PATH="/usr/local/sbin:/usr/local/bin:/sbin:/bin:/usr/sbin:/usr/bin"

#####################################################################

\# try do a nice shutdown of VM there is power

count_vm_on=0

for vm in `vmware-cmd -l` ; do

#echo "VM: " $vm

for VMstate in `vmware-cmd "$vm" getstate` ; do

#echo $VMstate

If the VM is power ON

if \[ $VMstate = "on" ] ; then

echo " "

echo "VM: " $vm

echo "State: is on and will now tell it to shut down"

echo "Shutting down: " $vm

vmware-cmd "$vm" stop trysoft

vmwarecmd_exitcode=$(expr $?)

if \[ $vmwarecmd_exitcode -ne 0 ] ; then

echo "exitcode: $vmwarecmd_exitcode so will now turn it off hard"

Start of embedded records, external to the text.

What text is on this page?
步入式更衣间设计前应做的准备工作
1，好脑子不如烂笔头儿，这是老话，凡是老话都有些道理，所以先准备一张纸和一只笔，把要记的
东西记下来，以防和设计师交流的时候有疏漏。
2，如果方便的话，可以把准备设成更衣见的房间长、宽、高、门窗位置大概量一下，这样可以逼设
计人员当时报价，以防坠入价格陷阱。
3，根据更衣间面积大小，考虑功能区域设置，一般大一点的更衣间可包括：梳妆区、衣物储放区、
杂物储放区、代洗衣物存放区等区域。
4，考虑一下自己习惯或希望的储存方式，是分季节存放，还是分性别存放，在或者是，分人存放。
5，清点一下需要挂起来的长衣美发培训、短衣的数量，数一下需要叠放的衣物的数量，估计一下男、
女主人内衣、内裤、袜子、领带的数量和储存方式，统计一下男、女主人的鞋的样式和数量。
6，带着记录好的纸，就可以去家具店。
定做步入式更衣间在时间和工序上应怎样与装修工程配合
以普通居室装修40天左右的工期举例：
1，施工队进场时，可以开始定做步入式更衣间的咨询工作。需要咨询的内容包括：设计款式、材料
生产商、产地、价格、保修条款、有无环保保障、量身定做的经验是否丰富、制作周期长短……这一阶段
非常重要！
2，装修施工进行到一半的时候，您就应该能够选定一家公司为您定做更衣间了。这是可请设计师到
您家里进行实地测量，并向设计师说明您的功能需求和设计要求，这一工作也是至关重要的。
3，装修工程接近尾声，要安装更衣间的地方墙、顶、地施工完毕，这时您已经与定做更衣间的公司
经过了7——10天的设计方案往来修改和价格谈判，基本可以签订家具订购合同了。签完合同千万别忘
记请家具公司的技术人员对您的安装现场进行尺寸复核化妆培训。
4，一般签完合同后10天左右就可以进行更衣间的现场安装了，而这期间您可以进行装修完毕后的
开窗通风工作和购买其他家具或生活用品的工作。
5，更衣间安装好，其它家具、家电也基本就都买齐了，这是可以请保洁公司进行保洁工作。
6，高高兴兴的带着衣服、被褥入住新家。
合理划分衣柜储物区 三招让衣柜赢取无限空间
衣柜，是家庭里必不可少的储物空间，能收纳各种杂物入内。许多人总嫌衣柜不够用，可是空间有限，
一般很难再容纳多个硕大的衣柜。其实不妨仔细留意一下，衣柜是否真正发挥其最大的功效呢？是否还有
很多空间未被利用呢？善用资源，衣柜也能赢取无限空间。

vmware-cmd "$vm" stop hard

fi

count_vm_on=$count_vm_on+1

sleep 2

if the VM is power OFF

elif \[ $VMstate = "off" ] ; then

echo " "

echo "VM: " $vm

echo "State: is off, so i skip it"

if the VM is power suspended

elif \[ $VMstate = "suspended" ] ; then

echo " "

echo "VM: " $vm

echo "State: is suspended, so i skip it"

if state is getstate or =

else

printf ""

#echo "unknown state: " $VMstate

fi

done

echo "$(date):----

Shutdown Done";

It then snaps with netapp, which is very quick

Then it calls vmstartup on each local ESX box

#!/bin/sh

\#

#####################################################################

\# set the paths that the vmware tools need

PATH="/usr/local/sbin:/usr/local/bin:/sbin:/bin:/usr/sbin:/usr/bin"

#####################################################################

\# try do a nice power on of VMs

count_vm_on=0

for vm in `vmware-cmd -l` ; do

#echo "VM: " $vm

for VMstate in `vmware-cmd "$vm" getstate` ; do

#echo $VMstate

If the VM is power OFF

if \[ $VMstate = "off" ] ; then

echo " "

echo "VM: " $vm

echo "State: is off and will now tell it to turn on"

echo "Turning on: " $vm

vmware-cmd "$vm" start trysoft

sleep 30

fi

done

echo "$(date):----

Startup Done";

I then backup my netapp snapshot to tape.

I'm sure this script can be greatly improved on, I just placing this info

to give some insight on how it could be done.